Various industrial processes in geological formations, such as carbon dioxide capture sequestration, underground energy storage, enhanced oil recovery, hydraulic fracturing, well disposal, etc. could present safety and environmental risks including groundwater contamination. In the case of storage, any leaks would also be detrimental for the performance of the capture system.
Non-aqueous phase liquids such as chlorinated hydrocarbons and oil, but also supercritical CO2 have low solubility in brine. Their migration, especially due to external forces, must be thoroughly monitored in order to avoid long-time pollution of freshwater aquifers in the subsurface.
In our investigation, we will focus on geological carbon storage (GCS). Detecting breakthroughs in the carprock as early as possible is crucial to prevent further pollution of subsurface layers and assess storage exploitation. Still, we will keep the discussion general enough as the models we implement apply beyond GCS to all of the situations mentioned above.
The use of atmospheric muons to monitor underground fluid saturation levels has been studied before. However, the low-contrast and possibly noisy muon flux measurements require accurate and realistic modeling of the main physical processes for the inverse problem behind monitoring. Moreover, first order sensitivity information for control parameters is needed to improve the analysis.
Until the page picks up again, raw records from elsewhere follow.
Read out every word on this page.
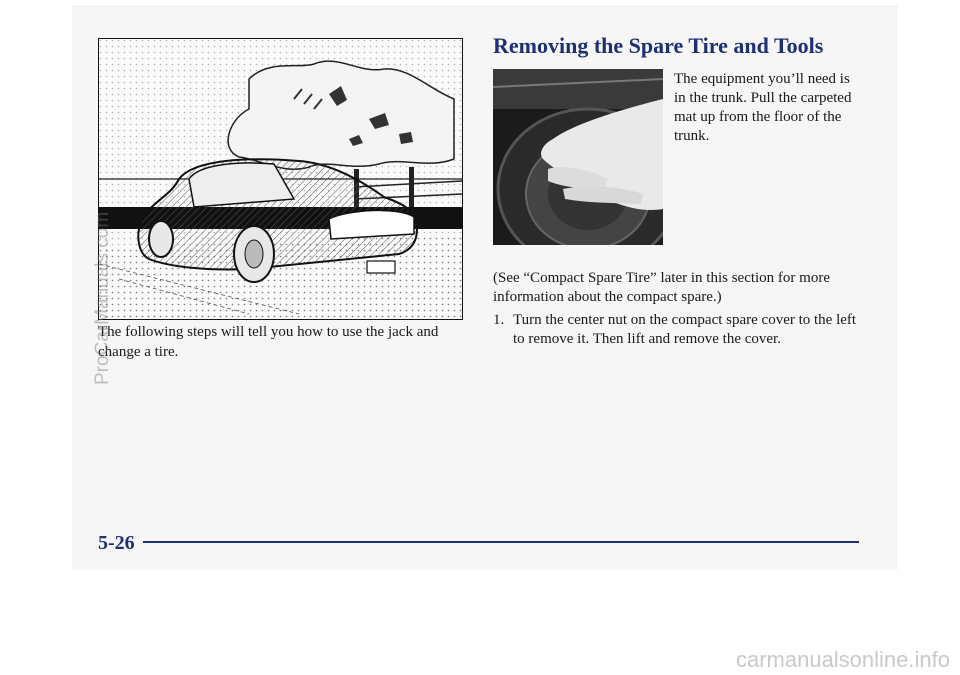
The following steps will tell you how to use the jack and change a tire.

Removing the Spare Tire and Tools

The equipment you’ll need is in the trunk. Pull the carpeted mat up from the floor of the trunk.

(See “Compact Spare Tire” later in this section for more information about the compact spare.)

1. Turn the center nut on the compact spare cover to the left to remove it. Then lift and remove the cover.

5-26

ProCarManuals.com
carmanualsonline.info
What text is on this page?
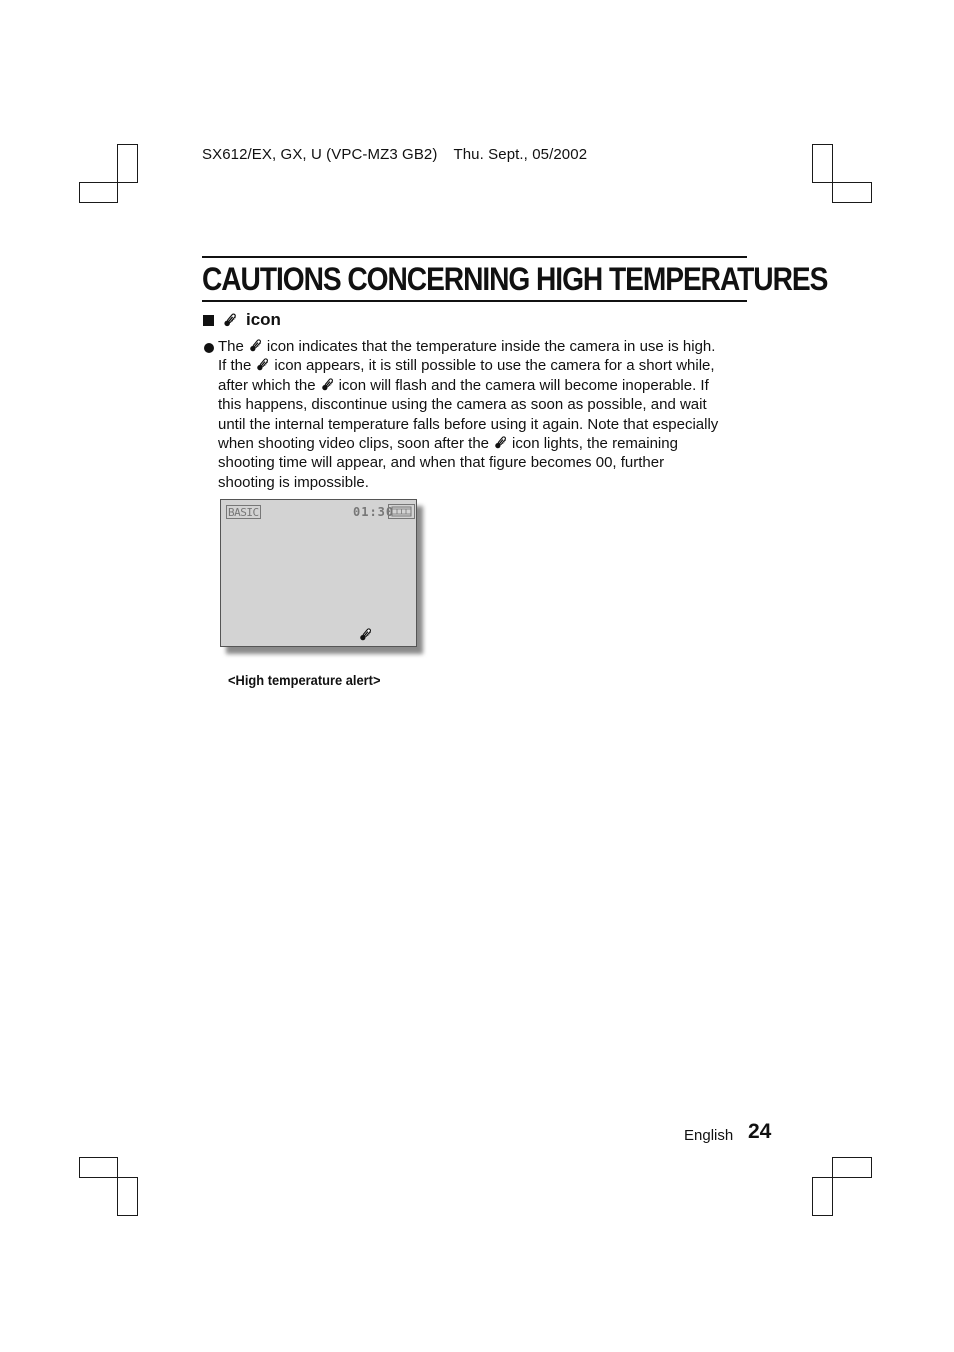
SX612/EX, GX, U (VPC-MZ3 GB2) Thu. Sept., 05/2002
CAUTIONS CONCERNING HIGH TEMPERATURES
icon
The icon indicates that the temperature inside the camera in use is high.
If the icon appears, it is still possible to use the camera for a short while,
after which the icon will flash and the camera will become inoperable. If
this happens, discontinue using the camera as soon as possible, and wait
until the internal temperature falls before using it again. Note that especially
when shooting video clips, soon after the icon lights, the remaining
shooting time will appear, and when that figure becomes 00, further
shooting is impossible.
BASIC	01:30
<High temperature alert>
English 24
We address those issues in present work by incorporating a differentiable programming paradigm into the implementation of the detailed physics simulations in our set-up. The exposition is organised in the following manner. Firstly, we describe a model for the two-phase flow with capillary barrier effect in heterogeneous porous media for which we rely on the mixed-hybrid ﬁnite element method (MHFEM). Compared to previous studies, we develop a full 3D simulation and provide details for the implementation of adjoint sensitivity methods in the context of MHFEM. Secondly, we discuss muon transport building upon the Backward Monte-Carlo (BMC) scheme from V. Niess et al. (Comput. Phys. Comm. 2018). We re-use the spatial discretisation from MHFEM and perform sensitivity computations with respect to the media density and saturation levels following R. Grinis (arXiv:2108.10245 accepted to JETP 2021). Finally, we put everything together to design a system for detecting CO2 leakage through the caprock layer in GCS sites.